If I have to enter phone numbers into the computer or swap them from one piece of paper to another, I get someone to read them to me. That works because I’m hearing the
number and transcribing it and it’s a different mental process.
Everyone
knows what dyslexia is but after almost two decades, the label dyscalculia
still causes raised eyebrows and a sense of defeat amongst educators and
parents. My daughter had great teachers in the UK but New Zealand was a whole
other ball game. Few people knew what it was, let alone how to teach someone with
it. We were lucky enough to come across a couple of people willing to help
us and they were precious, selfless people. One was a teacher who got a
babysitter to watch her children after school so she could give my daughter
extra tuition. Another was a friend, also a maths teacher at another school who
gave her an hour every Sunday afternoon in return for coveted bags of billtong.
These
saints are few and far between and dyscalculia is a lonely, isolating label.
There are resources online nowadays but if you believe your child is struggling - fight for them and don’t stop until someone listens. Then fight some
more.
I’ve
included this list of symptoms because it may have helped me all those years
ago, knowing there was a problem but battling to be taken seriously.
There
are other good resources and information at:
I
find it hard to accept that diagnosis and treatment can still be in its infancy
after all these years, whereas funding has been put into dyslexia and other
conditions. But that’s what the experts are saying. Maybe it will always be the
poor man’s relation, I don’t know, but it’s real and it has the ability to ruin
a person’s confidence for life.
Typical symptoms of dyscalculia/mathematical learning difficulties:
1. Has difficulty when counting backwards.
2. Has a poor sense of number and estimation.
3. Has difficulty in remembering ‘basic’ facts, despite many hours of
practice/rote learning.
4. Has no strategies to compensate for lack of recall, other than to use
counting.
5. Has difficulty in understanding place value and the role of zero in
the Arabic/Hindu number system.
6. Has no sense of whether any answers that are obtained are right or
nearly right.
7. Tends to be slower to perform calculations. (Therefore give less
examples, rather than more time).
8. Forgets mathematical procedures, especially as they become more
complex, for example ‘long’ division.
9. Addition is often the default operation. The other operations are
usually very poorly executed (or avoided altogether).
10. Avoids tasks that are perceived as difficult and likely to result in
a wrong answer.
11. Weak mental arithmetic skills.
12. High levels of mathematics
anxiety.
Because mathematics is very developmental, any insecurity or uncertainty
in early topics will impact on later topics, hence to need to take intervention
back to basics.
Number 12 is huge and was a massive indicator for both myself and my daughter.
Avoidance tactics such as feeling unwell or needing to frequently use the
bathroom are a signpost to difficulty. And the other undocumented sign - messy
work and numbers written in huge, untidy figures in a child’s work, who is
otherwise neat and tidy.
People don’t look because they don’t want to see and they don’t know how
to help. It takes effort to teach a child with dyscalculia because you have to
think outside the box and who has time for that? I made time for it and can name other parents who sit for hours over their child's homework with them.
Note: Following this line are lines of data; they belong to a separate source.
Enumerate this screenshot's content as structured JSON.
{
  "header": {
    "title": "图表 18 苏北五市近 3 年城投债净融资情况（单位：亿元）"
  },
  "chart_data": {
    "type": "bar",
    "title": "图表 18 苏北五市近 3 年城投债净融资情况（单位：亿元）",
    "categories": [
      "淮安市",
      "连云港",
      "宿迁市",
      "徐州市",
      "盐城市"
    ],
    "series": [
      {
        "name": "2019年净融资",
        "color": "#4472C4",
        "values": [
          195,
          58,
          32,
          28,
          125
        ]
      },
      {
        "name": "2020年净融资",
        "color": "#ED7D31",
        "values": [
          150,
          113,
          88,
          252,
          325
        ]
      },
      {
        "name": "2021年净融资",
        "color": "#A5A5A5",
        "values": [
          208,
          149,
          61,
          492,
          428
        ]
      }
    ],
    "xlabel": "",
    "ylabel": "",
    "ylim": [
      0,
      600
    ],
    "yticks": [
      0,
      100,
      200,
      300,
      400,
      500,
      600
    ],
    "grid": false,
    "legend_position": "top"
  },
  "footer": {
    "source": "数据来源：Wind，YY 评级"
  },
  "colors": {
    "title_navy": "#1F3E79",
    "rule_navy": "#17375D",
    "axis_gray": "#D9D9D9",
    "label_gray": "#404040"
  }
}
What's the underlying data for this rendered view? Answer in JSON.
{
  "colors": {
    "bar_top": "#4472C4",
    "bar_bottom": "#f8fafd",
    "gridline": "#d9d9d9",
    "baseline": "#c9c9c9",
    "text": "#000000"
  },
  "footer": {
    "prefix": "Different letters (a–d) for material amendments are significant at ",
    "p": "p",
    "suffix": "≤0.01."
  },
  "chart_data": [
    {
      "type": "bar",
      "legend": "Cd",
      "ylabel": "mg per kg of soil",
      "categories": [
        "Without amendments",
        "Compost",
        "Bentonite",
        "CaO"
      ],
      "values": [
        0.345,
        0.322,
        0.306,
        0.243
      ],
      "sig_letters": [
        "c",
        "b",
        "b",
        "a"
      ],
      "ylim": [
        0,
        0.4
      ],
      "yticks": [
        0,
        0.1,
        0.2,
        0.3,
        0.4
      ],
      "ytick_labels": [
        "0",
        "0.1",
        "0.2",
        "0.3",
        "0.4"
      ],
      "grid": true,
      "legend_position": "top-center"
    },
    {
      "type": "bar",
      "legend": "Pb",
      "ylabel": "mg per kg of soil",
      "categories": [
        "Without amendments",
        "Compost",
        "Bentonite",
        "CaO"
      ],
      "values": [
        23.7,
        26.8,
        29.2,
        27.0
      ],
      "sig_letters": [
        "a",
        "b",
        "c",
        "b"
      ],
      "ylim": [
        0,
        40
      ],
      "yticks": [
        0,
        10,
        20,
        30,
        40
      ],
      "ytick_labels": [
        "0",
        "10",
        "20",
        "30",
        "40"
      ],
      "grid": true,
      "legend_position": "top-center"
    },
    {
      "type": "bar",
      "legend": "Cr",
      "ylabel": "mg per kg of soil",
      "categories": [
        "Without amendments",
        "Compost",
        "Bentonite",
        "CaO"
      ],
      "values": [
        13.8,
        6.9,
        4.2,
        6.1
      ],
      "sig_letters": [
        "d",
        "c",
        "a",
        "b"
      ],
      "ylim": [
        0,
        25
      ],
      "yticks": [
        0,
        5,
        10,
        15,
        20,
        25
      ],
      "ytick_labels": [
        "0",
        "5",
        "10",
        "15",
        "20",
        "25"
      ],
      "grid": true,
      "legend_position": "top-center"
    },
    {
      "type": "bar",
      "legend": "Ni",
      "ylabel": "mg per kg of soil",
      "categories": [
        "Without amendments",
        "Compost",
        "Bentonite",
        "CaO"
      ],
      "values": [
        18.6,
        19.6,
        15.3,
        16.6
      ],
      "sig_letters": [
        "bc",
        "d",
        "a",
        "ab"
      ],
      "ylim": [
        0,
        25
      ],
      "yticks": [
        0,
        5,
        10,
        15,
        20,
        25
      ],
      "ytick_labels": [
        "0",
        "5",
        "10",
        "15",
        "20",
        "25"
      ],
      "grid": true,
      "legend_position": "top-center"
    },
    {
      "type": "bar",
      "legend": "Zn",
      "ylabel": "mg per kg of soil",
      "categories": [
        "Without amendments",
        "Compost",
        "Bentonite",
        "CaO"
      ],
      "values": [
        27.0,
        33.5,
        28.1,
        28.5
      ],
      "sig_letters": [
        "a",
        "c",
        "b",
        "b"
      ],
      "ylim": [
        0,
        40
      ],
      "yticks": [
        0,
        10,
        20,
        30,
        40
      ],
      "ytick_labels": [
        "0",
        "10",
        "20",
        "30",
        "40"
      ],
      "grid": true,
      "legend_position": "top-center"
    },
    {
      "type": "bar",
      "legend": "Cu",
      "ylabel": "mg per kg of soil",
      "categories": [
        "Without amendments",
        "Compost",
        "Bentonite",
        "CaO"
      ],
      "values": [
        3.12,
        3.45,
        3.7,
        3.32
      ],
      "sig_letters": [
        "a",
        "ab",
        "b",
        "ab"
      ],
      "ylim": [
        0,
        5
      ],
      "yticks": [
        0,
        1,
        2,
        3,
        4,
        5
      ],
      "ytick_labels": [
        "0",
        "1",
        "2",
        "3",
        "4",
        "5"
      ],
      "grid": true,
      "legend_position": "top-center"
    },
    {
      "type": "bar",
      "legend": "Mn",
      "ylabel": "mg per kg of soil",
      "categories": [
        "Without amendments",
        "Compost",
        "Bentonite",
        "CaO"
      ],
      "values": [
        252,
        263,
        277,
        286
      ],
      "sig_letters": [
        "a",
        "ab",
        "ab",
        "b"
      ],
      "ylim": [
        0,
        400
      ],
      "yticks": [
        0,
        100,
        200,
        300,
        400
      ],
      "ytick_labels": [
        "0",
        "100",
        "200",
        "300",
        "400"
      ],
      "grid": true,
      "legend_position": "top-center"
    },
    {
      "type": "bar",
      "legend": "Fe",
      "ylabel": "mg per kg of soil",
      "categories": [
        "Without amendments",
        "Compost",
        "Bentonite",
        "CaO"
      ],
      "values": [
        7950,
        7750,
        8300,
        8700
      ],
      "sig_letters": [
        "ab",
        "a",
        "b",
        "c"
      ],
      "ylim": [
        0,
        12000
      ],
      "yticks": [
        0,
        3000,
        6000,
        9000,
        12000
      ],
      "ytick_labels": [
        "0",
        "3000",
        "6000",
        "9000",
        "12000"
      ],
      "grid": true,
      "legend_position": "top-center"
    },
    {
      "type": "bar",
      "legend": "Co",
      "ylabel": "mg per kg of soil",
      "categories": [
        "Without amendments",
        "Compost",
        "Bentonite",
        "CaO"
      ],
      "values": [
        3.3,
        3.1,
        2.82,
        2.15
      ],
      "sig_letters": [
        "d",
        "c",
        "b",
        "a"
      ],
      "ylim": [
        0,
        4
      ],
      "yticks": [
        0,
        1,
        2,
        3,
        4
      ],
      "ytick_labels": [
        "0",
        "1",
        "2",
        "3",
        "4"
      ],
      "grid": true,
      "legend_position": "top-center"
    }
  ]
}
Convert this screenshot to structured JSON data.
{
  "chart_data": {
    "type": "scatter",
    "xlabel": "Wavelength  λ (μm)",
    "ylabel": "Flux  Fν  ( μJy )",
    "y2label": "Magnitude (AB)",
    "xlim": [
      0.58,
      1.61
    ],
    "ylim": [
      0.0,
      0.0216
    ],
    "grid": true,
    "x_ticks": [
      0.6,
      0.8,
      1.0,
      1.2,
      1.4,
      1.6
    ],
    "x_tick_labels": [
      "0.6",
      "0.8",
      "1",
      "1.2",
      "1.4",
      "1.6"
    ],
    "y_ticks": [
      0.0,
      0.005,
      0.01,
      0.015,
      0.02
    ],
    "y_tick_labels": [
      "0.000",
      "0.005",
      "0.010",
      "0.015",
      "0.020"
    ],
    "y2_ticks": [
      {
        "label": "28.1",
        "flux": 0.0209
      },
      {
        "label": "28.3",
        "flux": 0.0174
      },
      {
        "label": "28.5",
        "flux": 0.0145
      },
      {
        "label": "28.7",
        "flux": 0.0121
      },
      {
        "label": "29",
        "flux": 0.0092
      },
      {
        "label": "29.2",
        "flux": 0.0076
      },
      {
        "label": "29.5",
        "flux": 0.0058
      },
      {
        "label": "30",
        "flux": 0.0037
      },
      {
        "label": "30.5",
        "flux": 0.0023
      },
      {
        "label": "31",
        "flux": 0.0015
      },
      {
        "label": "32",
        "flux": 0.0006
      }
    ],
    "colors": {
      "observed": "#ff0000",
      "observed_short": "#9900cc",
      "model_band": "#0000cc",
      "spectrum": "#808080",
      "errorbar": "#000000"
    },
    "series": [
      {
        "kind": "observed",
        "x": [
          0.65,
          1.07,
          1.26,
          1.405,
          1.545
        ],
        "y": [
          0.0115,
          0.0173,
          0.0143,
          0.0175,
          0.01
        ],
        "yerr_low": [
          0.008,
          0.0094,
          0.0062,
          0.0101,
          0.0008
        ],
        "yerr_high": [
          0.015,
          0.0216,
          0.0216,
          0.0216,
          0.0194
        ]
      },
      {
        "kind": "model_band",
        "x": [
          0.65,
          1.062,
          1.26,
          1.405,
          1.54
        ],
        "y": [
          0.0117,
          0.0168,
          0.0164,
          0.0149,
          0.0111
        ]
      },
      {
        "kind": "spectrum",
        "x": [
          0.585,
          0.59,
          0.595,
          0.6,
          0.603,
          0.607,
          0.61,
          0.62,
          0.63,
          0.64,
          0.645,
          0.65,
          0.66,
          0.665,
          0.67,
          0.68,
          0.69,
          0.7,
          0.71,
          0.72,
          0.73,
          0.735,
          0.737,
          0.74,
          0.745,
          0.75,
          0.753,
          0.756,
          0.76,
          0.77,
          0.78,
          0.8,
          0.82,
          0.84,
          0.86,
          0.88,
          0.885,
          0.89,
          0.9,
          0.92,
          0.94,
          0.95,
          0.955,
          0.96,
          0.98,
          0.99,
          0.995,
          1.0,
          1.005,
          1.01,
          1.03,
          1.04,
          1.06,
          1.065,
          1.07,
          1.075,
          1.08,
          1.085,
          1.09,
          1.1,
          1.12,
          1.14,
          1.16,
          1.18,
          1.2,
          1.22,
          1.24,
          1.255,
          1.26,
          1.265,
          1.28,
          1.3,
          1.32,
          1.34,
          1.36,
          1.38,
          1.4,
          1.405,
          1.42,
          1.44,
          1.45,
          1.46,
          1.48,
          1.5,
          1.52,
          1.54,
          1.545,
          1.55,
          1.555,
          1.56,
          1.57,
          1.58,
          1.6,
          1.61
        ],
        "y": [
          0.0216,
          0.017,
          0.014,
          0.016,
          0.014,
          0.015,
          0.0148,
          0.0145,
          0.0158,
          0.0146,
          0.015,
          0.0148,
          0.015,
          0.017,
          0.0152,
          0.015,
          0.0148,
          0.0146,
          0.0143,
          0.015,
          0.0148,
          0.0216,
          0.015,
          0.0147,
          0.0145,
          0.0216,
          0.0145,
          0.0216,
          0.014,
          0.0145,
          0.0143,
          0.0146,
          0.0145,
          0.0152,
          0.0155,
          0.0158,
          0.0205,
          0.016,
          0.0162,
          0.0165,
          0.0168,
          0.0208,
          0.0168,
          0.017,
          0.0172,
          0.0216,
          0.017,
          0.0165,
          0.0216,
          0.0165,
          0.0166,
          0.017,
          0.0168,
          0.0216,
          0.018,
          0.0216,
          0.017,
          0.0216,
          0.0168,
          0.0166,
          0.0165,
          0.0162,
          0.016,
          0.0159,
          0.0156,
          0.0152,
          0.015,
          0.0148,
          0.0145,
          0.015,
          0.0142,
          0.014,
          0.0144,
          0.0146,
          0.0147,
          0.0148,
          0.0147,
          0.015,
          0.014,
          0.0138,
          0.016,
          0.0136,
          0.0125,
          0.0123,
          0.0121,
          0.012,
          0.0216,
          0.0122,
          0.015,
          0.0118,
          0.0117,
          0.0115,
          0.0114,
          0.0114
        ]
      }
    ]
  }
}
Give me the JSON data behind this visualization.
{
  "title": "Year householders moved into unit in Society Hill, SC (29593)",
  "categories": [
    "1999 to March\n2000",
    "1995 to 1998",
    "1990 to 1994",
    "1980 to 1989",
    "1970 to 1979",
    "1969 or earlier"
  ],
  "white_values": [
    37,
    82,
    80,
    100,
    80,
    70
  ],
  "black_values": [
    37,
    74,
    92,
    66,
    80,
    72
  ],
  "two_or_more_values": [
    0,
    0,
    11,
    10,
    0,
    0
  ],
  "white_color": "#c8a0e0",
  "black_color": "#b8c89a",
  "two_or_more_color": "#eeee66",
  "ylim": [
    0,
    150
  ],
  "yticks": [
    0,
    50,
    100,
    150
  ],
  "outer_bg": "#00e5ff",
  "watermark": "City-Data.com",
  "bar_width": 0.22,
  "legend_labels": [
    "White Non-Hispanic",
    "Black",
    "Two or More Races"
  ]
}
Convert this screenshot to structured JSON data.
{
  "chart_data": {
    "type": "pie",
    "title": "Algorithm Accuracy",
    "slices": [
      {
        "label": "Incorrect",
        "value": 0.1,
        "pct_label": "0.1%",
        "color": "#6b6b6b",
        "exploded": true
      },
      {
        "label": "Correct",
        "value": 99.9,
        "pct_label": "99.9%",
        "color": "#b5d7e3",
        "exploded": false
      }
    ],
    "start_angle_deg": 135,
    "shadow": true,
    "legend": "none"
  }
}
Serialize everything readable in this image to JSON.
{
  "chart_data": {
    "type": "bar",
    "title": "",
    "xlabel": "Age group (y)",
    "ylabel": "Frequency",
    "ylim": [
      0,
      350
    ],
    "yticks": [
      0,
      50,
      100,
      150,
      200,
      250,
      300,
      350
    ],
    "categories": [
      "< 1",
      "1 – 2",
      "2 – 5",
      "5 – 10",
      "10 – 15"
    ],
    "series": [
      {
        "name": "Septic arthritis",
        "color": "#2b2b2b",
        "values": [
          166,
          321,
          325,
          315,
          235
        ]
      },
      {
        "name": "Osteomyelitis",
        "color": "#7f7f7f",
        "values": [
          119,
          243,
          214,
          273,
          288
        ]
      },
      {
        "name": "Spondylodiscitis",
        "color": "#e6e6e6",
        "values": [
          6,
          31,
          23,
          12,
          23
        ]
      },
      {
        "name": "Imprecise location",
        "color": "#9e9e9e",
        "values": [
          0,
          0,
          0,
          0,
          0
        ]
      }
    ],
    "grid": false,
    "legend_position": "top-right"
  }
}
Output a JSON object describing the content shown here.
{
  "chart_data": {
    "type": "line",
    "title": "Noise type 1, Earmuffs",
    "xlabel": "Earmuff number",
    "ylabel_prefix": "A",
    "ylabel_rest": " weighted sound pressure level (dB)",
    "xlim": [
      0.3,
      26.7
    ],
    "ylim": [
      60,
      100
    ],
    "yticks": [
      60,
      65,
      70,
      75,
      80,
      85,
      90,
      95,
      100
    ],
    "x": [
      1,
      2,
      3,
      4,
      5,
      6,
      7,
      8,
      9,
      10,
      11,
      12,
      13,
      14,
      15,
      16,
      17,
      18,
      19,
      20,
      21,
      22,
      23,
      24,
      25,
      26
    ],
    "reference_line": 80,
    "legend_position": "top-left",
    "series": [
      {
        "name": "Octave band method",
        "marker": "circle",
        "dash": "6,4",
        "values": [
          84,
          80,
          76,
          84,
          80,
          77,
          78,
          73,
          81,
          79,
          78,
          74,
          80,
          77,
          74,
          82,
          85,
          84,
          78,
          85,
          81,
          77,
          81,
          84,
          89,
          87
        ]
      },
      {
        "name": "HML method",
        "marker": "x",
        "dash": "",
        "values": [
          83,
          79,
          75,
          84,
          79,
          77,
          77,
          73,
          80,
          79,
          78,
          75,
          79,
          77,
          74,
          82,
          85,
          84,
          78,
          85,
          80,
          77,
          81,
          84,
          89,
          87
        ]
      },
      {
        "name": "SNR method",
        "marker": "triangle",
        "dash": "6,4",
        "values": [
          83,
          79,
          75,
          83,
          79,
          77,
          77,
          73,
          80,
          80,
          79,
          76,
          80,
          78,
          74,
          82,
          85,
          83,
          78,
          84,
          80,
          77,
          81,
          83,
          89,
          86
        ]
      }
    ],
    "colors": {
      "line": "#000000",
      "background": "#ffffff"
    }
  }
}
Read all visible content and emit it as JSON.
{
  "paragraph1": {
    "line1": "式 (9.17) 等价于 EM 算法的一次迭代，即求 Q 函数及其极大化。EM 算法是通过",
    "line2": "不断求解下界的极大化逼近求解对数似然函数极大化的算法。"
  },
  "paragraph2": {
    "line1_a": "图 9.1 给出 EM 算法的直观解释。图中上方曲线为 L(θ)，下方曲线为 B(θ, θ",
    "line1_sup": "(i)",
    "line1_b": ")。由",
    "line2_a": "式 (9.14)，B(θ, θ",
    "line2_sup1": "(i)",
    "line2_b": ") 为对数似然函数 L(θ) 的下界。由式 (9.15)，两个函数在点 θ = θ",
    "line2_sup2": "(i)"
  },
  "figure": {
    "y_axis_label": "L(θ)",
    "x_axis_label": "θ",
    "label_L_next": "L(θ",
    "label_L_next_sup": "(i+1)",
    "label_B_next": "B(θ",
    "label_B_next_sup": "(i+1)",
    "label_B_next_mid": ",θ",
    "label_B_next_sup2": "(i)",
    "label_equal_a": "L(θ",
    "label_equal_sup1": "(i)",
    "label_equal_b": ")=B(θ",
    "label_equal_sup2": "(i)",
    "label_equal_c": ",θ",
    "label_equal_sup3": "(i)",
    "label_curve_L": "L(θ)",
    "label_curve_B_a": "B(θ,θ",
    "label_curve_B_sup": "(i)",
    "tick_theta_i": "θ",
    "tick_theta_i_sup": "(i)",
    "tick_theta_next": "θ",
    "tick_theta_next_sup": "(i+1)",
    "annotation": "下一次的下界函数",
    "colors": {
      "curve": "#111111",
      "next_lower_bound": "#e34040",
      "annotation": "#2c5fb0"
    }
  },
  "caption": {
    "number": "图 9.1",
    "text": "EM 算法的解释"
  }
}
If your child is suffering, my heart goes out to you and to them. You
will find strategies and you’ll both survive but it’s hard without back up.
Find tricks and tips which help them get through and reassure them, they’re not
stupid. At fifteen, my daughter underwent a very costly, privately funded test
in NZ so the ministry would allow her an extra ten minutes in her exams. She
had a mathematical age of 9 and a reading and comprehension age of 25. Work
that out!
I write books for a living and leave the accounts to my husband because
the tax man isn’t interested in my dyscalculia when I accidentally pay him the wrong amount.
Neither my daughter nor I died from this. We found our path and
travelled it and your child will too. It just takes time and a lot more
patience. Go well and feel comforted. You’re not alone.